In this step we’re going to create a topic for use during this tutorial. Use the following command to create the topic:

ccloud kafka topic create test-topic

6
Produce messages to the topic

Produce some messages to the Kafka topic.

ccloud kafka topic produce test-topic

Enter a few records and press <ctrl-c> when finished.

Apache
Kafka
Is
The
Best

7
Count the messages

You can count the number of messages in a Kafka topic simply by consuming the entire topic and counting how many messages are read.

To do this from the commandline you can use the kafkacat tool which is built around the Unix philosophy of pipelines. This means that you can pipe the output (messages) from kafkacat into another tool like wc to count the number of messages.

As input, pass in the configuration/ccloud.properties file that you created in an earlier step.

docker run -it --network=host \
    -v ${PWD}/configuration/ccloud.properties:/tmp/configuration/ccloud.properties \
    edenhill/kcat:1.7.0 kafkacat \
         -F /tmp/configuration/ccloud.properties \
         -C -t test-topic \
         -e -q \
         | grep -v "Reading configuration from file" | wc -l

Let’s take a close look at the commandline soup we’ve used here to count the messages.

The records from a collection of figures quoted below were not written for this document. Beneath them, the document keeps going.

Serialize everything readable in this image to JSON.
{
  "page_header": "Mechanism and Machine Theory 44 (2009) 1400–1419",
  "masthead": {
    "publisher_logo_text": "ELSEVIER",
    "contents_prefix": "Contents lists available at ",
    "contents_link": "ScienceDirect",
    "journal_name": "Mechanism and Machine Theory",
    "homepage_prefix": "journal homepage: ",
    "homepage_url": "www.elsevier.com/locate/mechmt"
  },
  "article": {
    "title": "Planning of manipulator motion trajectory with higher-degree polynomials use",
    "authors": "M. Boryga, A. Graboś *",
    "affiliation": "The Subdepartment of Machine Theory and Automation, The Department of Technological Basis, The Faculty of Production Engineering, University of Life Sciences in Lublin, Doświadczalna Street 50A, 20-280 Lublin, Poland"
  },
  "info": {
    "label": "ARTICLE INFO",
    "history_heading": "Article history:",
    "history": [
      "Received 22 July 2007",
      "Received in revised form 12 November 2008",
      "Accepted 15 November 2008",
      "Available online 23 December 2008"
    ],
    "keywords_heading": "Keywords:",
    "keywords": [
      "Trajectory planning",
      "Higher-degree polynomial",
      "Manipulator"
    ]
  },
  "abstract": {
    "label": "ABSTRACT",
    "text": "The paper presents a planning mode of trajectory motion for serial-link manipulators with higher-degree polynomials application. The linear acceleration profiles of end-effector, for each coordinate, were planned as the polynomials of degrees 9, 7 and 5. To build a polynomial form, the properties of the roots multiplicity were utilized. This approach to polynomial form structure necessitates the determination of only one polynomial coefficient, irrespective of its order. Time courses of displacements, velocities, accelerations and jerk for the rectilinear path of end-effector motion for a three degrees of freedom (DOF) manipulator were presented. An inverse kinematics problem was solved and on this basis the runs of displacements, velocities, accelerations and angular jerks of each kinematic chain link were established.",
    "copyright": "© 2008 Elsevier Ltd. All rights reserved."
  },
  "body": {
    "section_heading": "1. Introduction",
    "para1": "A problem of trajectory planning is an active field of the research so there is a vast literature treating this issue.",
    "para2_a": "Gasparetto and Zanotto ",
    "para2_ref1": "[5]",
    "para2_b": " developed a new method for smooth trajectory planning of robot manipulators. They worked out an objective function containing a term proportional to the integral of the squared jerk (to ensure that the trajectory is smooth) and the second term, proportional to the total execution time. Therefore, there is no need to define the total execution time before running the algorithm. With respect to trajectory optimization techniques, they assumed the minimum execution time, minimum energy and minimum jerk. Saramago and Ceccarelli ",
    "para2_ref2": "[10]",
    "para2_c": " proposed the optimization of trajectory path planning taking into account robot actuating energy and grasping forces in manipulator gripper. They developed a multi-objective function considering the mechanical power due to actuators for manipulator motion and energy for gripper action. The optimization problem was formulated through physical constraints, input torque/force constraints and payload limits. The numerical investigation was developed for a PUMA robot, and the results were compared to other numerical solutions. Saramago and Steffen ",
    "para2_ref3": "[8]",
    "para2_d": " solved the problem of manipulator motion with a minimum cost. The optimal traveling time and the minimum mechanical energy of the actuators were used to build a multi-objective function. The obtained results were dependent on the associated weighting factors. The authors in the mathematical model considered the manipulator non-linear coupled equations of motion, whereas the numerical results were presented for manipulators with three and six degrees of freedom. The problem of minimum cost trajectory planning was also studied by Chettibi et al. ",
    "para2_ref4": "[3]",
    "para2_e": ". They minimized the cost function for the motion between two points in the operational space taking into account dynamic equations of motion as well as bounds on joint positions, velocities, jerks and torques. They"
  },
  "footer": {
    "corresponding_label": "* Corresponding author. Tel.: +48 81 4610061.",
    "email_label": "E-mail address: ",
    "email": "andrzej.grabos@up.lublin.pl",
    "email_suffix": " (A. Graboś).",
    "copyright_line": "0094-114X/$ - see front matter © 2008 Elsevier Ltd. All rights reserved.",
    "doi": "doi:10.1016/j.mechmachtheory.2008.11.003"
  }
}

  • docker exec kafkacat runs the following command with its arguments in the Docker container called kafkacat

  • \ is a line continuation character

    • kafkacat runs kafkacat itself, passing in arguments as follows:

      • -F Kafka cluster connection information

      • -C act as a consumer

      • -t read data from the test-topic topic

      • -e exit once at the end of the topic

      • -q run quietly

    • | pipes the messages from kafkacat to the next command

    • grep -v "Reading configuration from file" skip the log message

    • wc -l reads the piped messages and writes the number of lines in total (one message per line) to screen

Finally, the output of the command is the message count.

      5

8
Teardown Confluent Cloud resources

You may try another Kafka tutorial, but if you don’t plan on doing other tutorials, use the Confluent Cloud Console or CLI to destroy all the resources you created. Verify they are destroyed to avoid unexpected charges.